A major responsibility of NIST is to ensure that wherever you are and whatever you’re doing, an inch will always be an inch, a litre will always be a litre, and a second will always be a second. Williams uses timekeeping as an example: investment in quantum would enable NIST to build better clocks, so it was important the investment kept flowing. It did, and today Williams is able to look ahead to the future of quantum networks (“I hate the term ‘quantum internet’”, he says) and the people who will inherit them and the rest of NIST’s work in quantum innovation.
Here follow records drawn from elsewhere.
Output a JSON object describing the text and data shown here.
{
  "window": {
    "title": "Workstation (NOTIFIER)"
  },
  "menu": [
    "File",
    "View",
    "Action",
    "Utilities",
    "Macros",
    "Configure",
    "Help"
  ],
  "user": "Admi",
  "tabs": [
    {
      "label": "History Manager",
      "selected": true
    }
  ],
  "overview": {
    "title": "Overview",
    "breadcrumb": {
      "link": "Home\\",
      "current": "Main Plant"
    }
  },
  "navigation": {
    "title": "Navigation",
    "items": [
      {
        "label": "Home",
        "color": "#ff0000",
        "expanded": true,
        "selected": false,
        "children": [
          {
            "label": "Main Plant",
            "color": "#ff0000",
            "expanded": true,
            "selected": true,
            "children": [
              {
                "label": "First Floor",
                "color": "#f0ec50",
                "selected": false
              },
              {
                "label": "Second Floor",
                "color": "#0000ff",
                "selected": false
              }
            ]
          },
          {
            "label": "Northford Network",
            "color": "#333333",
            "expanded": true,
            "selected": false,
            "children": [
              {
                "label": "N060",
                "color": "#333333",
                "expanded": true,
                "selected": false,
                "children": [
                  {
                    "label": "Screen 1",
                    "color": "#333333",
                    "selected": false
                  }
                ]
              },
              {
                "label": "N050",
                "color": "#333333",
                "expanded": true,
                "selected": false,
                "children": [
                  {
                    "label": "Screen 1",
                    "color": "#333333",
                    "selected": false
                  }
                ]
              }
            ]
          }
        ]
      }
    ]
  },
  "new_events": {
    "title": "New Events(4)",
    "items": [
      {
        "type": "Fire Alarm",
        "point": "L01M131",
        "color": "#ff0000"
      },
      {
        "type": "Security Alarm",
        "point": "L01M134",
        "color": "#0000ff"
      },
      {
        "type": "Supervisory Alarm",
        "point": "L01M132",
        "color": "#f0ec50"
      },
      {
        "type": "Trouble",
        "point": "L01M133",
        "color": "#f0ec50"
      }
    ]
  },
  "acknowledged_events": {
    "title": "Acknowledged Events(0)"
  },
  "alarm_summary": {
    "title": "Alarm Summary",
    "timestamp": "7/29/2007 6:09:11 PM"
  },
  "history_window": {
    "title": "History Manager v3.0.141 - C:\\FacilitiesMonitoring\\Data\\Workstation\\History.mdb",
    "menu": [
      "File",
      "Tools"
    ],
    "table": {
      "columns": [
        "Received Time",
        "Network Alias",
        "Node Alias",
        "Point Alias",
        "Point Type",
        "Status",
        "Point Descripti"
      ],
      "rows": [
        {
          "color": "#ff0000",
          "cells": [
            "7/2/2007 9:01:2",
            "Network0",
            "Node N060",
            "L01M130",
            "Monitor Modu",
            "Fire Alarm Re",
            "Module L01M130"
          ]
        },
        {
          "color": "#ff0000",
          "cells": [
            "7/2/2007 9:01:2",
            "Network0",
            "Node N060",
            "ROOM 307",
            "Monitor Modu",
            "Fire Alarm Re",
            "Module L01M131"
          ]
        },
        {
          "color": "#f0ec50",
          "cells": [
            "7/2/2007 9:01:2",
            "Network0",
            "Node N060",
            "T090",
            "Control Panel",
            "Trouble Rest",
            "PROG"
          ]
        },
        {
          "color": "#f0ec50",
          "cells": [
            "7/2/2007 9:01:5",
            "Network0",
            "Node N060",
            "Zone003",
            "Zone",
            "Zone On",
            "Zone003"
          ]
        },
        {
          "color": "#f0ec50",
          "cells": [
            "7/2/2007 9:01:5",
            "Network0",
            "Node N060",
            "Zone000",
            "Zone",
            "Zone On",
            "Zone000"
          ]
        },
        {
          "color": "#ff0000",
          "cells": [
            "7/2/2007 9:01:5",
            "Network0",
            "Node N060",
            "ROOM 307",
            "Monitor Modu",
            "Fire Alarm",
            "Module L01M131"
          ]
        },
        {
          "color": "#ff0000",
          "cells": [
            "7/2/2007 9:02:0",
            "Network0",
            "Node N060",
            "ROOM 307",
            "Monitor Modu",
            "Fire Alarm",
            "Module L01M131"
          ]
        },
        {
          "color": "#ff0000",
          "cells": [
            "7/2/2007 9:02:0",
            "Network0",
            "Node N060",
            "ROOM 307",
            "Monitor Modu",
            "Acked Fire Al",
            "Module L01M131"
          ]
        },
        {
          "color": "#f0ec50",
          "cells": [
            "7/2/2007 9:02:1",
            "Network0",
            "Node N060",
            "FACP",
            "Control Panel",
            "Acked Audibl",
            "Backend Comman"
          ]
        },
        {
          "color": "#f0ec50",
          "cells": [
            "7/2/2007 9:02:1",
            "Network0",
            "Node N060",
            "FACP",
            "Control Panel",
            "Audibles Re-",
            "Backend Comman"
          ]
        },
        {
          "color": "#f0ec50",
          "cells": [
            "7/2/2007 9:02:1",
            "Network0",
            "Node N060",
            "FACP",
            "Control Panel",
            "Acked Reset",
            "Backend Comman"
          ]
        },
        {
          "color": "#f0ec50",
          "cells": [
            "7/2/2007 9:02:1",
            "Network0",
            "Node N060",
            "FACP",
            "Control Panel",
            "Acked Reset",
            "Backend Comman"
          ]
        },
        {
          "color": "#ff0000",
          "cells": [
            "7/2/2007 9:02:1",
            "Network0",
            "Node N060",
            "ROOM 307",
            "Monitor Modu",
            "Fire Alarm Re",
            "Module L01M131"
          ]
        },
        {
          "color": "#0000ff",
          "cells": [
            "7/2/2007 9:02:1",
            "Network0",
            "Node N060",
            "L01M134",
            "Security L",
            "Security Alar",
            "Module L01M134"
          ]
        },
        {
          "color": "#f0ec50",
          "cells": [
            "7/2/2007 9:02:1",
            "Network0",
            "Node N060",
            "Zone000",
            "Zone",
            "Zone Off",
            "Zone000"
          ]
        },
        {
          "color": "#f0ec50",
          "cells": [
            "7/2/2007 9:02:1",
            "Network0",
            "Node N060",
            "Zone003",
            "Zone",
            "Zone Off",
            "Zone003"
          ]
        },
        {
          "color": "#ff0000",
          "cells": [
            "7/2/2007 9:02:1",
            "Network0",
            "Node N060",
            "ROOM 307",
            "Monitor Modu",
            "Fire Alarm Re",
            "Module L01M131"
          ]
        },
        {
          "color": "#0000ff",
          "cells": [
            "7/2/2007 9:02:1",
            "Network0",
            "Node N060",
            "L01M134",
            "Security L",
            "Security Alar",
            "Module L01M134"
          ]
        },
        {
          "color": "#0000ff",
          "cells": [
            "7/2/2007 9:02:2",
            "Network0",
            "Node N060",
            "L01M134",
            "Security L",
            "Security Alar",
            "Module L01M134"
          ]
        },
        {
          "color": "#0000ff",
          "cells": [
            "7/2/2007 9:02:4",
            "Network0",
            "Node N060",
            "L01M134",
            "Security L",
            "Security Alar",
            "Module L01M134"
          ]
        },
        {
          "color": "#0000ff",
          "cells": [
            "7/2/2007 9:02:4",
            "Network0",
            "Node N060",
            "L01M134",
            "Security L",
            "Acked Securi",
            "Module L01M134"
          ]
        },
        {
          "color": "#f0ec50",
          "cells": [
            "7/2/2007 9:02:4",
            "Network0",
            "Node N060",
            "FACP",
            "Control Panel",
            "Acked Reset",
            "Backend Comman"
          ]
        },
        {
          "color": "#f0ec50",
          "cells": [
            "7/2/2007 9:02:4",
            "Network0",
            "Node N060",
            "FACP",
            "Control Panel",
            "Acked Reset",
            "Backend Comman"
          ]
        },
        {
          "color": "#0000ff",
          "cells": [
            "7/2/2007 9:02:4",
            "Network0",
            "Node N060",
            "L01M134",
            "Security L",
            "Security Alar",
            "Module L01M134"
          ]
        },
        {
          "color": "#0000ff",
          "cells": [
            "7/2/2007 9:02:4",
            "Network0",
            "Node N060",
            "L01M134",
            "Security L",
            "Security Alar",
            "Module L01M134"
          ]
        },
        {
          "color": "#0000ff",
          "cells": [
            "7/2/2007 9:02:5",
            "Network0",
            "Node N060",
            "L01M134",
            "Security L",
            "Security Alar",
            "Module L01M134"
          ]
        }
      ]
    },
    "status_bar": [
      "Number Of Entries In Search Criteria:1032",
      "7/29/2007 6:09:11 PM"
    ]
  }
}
“My view on the ‘quantum internet’ is it's a misnomer and it gives the wrong perception,” says Williams. “I much prefer the term ‘quantum networks’, because I don’t see this as a broad communication tool. [Because] what does it take to build an [enormous] quantum network? I need memory. It needs to be cheap. I need to have compact, affordable small quantum processors for repeaters- and hopefully my quantum repeaters don’t require dilution refrigerators every 50 kilometres.”

Where Williams does see a use for quantum networks is in fields that are more specialised.

“Here's my application,” he says, careful to make clear that this is neither his original idea, nor necessarily the best possible use of quantum networks - but one that is at least a viable. “I go take a set of atomic clocks and I can watch [underground] pressures building up, whether it's due to lava or perhaps the tectonic plates, because I now have the most sensitive technology in the world looking at micromotions. [Say] I do this out along the San Andreas fault. We build this out there and we pay a billion dollars, but I get to a point where one day I can predict - two weeks early - the worst earthquake that's ever going to hit San Francisco. This would be the value of a quantum network, a sensor network that saved millions and millions of lives.”

To get to this level, the world needs a quantum workforce. Seeing the word ‘quantum’ in a job description can be intimidating, but Williams explains that the majority of people working with the quantum networks of the future won’t need PhDs in quantum computing.

“Does everybody need to understand the details of general relativity in order to help build this?” Williams barely pauses. “The answer’s no. We need different levels in this workforce - we need people who are quantum aware. People who understand the general concept of quantum entanglement and can talk with the quantum physicists while doing their part of the problem - which is electronics or control systems or whatever else.”

This evolution of this workforce - Williams advocates introducing these ideas as young as primary school level - will be of paramount importance over the next decade.

“I think the quantum computing companies [today] would tell you, ‘here's how many quantum physicists we're hiring. Here's how many quantum computer scientists we're hiring, here's how many of these we're hiring… But, you know, in 10 years, the proportion of those numbers will change. As the technology develops, we will need more people who are [just] quantum aware. That’s the important thing. Because not everybody who builds a 787 understands why the damn thing flies.”